### NLP Project: Reviews Classifier

In this project, I aim to build a model to classify Amazon reviews into classes. In particular deciding if reviews are Positive or Negative.

Data is provided as JSON, need JSON package to read data in. 

In [1]:
import json
import numpy as np
import pickle
from reviewer import Review
from data_optimiser import DataOptimizer
from sklearn.model_selection import train_test_split
from sklearn.feature_extraction.text import CountVectorizer, TfidfVectorizer
from sklearn import svm
from sklearn import linear_model
from sklearn.metrics import f1_score
from sklearn.model_selection import GridSearchCV

The data is very large and contains more than 100,000 reviews, for performance, I'm going to only use 10000 reviews.
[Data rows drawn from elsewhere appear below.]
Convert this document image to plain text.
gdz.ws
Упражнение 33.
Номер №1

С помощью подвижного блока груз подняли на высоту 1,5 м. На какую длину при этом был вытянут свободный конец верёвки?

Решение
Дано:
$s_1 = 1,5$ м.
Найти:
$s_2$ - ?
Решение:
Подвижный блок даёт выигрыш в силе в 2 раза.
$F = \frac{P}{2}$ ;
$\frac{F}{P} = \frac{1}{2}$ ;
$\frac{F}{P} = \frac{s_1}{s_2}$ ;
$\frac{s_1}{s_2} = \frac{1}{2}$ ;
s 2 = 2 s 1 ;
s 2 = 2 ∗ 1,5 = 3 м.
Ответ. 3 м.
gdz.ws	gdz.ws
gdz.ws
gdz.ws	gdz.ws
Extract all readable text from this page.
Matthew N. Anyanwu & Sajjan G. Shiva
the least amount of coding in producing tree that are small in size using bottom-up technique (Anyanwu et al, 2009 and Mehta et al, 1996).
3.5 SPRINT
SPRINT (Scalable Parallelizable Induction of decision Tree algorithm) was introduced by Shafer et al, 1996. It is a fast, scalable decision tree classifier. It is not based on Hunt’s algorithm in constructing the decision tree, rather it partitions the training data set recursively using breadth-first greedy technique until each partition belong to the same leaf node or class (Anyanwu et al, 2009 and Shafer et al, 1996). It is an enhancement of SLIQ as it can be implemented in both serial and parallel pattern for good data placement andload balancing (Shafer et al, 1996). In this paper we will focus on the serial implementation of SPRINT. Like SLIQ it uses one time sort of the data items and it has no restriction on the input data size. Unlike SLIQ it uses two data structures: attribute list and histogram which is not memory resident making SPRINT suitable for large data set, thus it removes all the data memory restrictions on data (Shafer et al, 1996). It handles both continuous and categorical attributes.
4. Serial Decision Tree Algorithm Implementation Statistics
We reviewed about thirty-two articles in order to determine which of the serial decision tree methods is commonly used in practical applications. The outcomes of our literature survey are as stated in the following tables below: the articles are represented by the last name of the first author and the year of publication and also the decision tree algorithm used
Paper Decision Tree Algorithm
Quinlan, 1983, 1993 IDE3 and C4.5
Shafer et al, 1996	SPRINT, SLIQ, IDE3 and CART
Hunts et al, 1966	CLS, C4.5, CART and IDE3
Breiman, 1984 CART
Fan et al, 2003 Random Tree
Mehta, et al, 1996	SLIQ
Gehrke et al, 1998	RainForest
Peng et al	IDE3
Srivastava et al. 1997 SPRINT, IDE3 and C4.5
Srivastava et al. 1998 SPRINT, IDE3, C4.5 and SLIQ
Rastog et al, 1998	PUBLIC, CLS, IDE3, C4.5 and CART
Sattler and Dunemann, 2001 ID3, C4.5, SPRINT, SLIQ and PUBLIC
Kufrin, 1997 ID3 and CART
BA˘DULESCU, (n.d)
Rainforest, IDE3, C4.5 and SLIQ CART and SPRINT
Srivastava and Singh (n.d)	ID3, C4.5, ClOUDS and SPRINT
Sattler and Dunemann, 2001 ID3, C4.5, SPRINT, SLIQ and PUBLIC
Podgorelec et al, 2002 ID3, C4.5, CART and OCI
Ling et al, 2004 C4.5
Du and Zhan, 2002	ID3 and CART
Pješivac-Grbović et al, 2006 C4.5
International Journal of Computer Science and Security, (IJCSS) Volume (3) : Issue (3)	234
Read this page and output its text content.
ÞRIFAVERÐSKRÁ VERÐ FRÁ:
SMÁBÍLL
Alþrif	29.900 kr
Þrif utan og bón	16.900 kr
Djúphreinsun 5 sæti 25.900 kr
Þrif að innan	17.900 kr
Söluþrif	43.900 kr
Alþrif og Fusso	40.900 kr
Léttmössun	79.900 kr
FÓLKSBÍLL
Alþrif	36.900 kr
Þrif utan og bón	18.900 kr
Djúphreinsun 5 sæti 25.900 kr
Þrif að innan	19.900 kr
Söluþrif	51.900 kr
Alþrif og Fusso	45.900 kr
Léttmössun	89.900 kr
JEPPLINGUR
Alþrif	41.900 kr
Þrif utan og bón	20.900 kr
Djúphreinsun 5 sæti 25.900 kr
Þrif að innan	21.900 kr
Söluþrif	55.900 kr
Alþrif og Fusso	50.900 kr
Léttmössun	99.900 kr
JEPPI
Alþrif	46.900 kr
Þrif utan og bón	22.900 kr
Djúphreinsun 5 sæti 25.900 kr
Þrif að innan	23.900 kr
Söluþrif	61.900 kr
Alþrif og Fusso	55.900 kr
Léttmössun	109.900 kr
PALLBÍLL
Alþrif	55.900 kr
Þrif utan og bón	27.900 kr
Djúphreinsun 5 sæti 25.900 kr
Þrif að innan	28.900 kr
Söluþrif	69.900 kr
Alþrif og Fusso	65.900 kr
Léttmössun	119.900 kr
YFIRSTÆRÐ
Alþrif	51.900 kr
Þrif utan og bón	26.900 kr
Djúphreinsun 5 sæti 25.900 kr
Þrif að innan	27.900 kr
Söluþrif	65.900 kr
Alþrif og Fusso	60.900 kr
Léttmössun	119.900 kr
Furthermore, I'll distribute the sentiments equally, ie each sentiment label will appear roughly an equal number of times in the data.

In [2]:
data = []
num_datapoints = 10000
count = 0
with open('./Data/Video_Games_5.json') as f:
    for line in f:
        if count <= num_datapoints:
            count += 1 
            json_line = json.loads(line)
            data.append(Review(json_line['reviewText'],json_line['overall']))
        else:
            break 

Split Data: 70% Train, 30% testing:

In [3]:
train_data, test_data = train_test_split(data, test_size=0.3, train_size=0.7, random_state=10)
train_reviews, train_sentiments = DataOptimizer(train_data).get_reviews_ratings()
test_reviews, test_sentiments = DataOptimizer(test_data).get_reviews_ratings()
print(len(train_reviews))
print(len(test_reviews))

2562
1124


I'll be using a "Bag of Words" method to extract the features from the reviews. Note that: CountVectorizer/TfidfVectorizer can fit and transform, the ouput is stored as a dense numpy array. Can use .toarray() to visualise if needed.

In [4]:
feature_extractor = TfidfVectorizer()
train_X = feature_extractor.fit_transform(train_reviews)
test_X = feature_extractor.transform(test_reviews)

##### Fitting Model:

Using GridSearch to optimize model hyperparameters.

In [14]:
parameters = {'kernel': ('linear', 'rbf', 'sigmoid'), 'C' : (1, 2, 4, 10)}
support_vector_model = svm.SVC()
tuned_model = GridSearchCV(support_vector_model, parameters, cv=5)
tuned_model.fit(train_X, train_sentiments)
tuned_model.best_params_

GridSearchCV(cv=5, estimator=SVC(),
             param_grid={'C': (1, 2, 4, 10),
                         'kernel': ('linear', 'rbf', 'sigmoid')})

In [17]:
tuned_model.score(test_X, test_sentiments)

0.7428825622775801

In [18]:
print(f1_score(test_sentiments, tuned_model.predict(test_X), average=None, labels=['Positive', 'Negative']))

[0.74447392 0.74127126]


Save Model:

In [21]:
with open('./Models/SVM_Games_Reviews.pkl', 'wb') as f:
    pickle.dump(tuned_model, f)

Load Model:

In [22]:
with open('./Models/SVM_Games_Reviews.pkl', 'rb') as f:
    loaded_model = pickle.load(f)

In [25]:
example_pos = 'This game was amazing, well worth the money'
example_neg = 'Game was awful, total waste of money'
examples = [example_pos, example_neg]
vec_example = feature_extractor.transform(examples)
loaded_model.predict(vec_example)

array(['Positive', 'Negative'], dtype='<U8')